Intimations of Mortality
Thoughts about my dad have been resurfacing now and again, and in the rare quiet moment I realize that I’m not dealing with it very well yet. My best defenses are always information and humor.
According to the death clock site, I’m to die Monday, September 8, 2036, in almost 33 years. That doesn’t seem right – I’ll only be 72 or something. I guess I’ll just have to wait and see.
And if the HumanForSale site can be believed, I’m only worth $2,025,638.00 now, with my "value" going down all the time.
One of Ben’s little friends from school evidently broke down over the holidays and sobbed to his parents that Ben was going to die and he wasn’t going to go to heaven – Ben had told him so! The mother mentioned it to the teacher, who mentioned it to me and asked me to ascertain what was going on with Ben.
When my cat Pooka died in the fall, I thought I handled it pretty well with Ben. He was able to say goodbye to her when it was clear that she wasn’t going to make it. He helped me dig her grave, and we had a little mom and son talk about how everything that lives has to die one day. He wasn’t convinced that Pookha had really left her body behind, and asked me questions about whether her skeleton might be thinking about coming out to play with him and things like that… but eventually, I thought that all his questions had been answered in a way and at a level that he could understand.
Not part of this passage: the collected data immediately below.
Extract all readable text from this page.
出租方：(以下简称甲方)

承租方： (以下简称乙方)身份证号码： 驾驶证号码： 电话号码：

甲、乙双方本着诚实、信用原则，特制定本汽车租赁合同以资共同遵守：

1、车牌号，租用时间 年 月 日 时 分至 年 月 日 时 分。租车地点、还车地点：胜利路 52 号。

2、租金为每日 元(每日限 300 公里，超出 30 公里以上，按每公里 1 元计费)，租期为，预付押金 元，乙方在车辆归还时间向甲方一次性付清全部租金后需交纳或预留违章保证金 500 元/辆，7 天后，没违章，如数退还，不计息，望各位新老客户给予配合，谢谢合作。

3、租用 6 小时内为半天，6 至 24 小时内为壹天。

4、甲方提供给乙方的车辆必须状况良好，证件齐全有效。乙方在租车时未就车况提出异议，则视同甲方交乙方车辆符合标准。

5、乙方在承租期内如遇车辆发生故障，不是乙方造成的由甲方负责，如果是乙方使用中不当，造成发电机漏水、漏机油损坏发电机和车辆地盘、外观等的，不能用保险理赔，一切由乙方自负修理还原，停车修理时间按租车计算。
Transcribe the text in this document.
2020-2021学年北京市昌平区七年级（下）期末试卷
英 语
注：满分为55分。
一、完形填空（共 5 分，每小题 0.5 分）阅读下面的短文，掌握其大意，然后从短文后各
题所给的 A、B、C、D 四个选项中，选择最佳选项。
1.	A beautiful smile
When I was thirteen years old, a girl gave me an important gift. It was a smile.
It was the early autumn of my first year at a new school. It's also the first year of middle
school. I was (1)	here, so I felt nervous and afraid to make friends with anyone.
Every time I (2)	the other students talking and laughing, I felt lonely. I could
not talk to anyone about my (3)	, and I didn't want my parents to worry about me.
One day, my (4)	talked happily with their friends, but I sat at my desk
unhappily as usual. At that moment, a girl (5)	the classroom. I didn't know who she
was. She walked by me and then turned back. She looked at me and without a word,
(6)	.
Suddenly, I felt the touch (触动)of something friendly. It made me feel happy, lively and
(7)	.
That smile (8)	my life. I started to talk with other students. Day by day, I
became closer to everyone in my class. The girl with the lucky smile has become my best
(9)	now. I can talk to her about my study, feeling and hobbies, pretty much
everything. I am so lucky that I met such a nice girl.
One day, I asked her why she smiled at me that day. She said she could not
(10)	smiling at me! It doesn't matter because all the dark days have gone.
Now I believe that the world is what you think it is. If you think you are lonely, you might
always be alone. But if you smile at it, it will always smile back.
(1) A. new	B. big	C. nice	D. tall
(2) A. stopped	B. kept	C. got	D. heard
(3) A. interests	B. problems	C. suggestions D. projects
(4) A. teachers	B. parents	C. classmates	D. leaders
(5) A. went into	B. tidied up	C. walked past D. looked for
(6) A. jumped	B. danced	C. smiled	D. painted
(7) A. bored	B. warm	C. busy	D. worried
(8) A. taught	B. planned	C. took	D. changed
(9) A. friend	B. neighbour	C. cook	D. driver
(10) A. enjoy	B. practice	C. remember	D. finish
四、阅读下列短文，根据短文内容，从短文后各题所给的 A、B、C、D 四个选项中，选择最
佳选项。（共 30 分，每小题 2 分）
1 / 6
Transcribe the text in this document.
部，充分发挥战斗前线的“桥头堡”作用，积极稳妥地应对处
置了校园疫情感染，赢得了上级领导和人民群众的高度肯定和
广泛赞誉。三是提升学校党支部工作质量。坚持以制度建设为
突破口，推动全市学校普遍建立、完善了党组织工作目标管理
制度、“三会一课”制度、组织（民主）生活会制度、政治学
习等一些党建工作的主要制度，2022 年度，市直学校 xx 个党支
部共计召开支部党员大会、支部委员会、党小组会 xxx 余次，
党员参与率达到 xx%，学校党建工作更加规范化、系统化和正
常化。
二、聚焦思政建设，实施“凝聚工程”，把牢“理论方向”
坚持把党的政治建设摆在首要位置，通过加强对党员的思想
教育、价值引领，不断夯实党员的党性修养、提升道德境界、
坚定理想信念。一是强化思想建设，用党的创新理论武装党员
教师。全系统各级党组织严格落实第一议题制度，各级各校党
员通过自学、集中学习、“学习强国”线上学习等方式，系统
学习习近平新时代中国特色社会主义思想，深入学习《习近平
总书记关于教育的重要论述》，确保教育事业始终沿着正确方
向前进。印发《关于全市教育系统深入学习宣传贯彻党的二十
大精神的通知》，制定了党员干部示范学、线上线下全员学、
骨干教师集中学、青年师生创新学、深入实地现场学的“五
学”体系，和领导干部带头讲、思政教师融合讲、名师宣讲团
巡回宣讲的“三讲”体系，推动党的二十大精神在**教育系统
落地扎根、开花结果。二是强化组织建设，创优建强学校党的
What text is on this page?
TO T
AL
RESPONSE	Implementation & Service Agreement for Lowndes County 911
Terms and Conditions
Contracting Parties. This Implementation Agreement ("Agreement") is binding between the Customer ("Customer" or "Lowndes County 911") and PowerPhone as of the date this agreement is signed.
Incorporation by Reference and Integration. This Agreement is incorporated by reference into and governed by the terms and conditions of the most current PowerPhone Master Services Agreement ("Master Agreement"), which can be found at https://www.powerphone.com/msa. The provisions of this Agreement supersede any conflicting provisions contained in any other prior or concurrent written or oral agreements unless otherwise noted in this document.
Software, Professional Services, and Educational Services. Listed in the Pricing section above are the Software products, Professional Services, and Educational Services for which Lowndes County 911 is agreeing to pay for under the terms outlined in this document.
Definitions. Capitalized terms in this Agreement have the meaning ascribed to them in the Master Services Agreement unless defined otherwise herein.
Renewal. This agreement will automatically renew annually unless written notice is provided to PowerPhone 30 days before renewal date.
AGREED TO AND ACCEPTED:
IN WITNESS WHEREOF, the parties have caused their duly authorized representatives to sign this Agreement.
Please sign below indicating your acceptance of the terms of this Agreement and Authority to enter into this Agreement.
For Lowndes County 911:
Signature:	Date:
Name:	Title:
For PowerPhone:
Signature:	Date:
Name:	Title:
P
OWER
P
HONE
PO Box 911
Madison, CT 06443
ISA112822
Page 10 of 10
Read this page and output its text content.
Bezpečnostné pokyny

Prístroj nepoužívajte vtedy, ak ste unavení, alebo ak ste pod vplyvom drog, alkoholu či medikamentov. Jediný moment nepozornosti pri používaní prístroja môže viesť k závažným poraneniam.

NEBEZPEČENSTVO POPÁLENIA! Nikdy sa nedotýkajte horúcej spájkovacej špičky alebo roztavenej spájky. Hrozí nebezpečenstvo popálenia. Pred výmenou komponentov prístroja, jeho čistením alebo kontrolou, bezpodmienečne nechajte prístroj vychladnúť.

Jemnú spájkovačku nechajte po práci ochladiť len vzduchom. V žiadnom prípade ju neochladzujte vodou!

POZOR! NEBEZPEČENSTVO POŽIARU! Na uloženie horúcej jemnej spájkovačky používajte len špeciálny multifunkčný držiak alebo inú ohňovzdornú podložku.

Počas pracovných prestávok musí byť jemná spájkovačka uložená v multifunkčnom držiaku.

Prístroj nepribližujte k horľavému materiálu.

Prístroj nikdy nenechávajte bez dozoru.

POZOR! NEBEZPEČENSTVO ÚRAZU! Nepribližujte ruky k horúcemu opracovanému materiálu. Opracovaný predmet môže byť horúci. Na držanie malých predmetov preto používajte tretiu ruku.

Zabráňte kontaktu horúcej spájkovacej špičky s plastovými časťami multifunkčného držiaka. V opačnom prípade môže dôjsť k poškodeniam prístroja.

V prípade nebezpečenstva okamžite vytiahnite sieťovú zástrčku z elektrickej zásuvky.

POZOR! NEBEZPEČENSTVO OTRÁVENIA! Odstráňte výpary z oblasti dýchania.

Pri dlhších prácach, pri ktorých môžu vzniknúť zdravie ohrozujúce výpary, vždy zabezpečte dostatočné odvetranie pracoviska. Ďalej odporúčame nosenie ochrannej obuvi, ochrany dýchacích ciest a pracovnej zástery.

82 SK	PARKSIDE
Then my father, his grampa, died. He didn’t see that, wasn’t close to the event. It affected him more seriously. I don’t think he had understood that people die too. He became very concerned that he might fall down from a high place and die, that a car might hit him and he could die, and so on. I explained that mommy and daddy will make sure that nothing bad happens to him and that we will teach him to take care of himself. But I couldn’t bring myself to utterly deny the reality of death, even to a three-year-old. So we put together a little narration that he’s been repeating and which seems to have been helping him get through the idea. He says, "First, when I’m 5, I’m going to get a yellow dog named Beau (that’s another story, really). When I’m 16, I can drive a car. I’m going to grow up to be a man, then I’m going to be a daddy, then a grampa, and when I’m really really old, then I’ll die."
So we saw the child at the school, and I pulled them together. "Did you think Ben was going to die?" And the child said, "Oh, he was only kidding." But he looked unhappy. So I asked Ben, did you tell him you were going to die? And Ben said, "Yes, but only later when I’m very very old." So the child said, "Oh, he told me he was going to die, and I asked him if he was going to heaven, and he said I don’t know, so I don’t think he is. Ben is my friend and I want to come to his house." umm, ok. So then Ben says, "That’s ok, we can be friends now and play, and then later, when we’re very very old, we’ll die then." Sounds like a plan to me!
Once it was established that our house indeed has doors and windows, his friend announced his intention of coming to visit when his mommy says ok.
These are things that happen while I’m trying to think about viruses as information for my last chapter of the dissertation.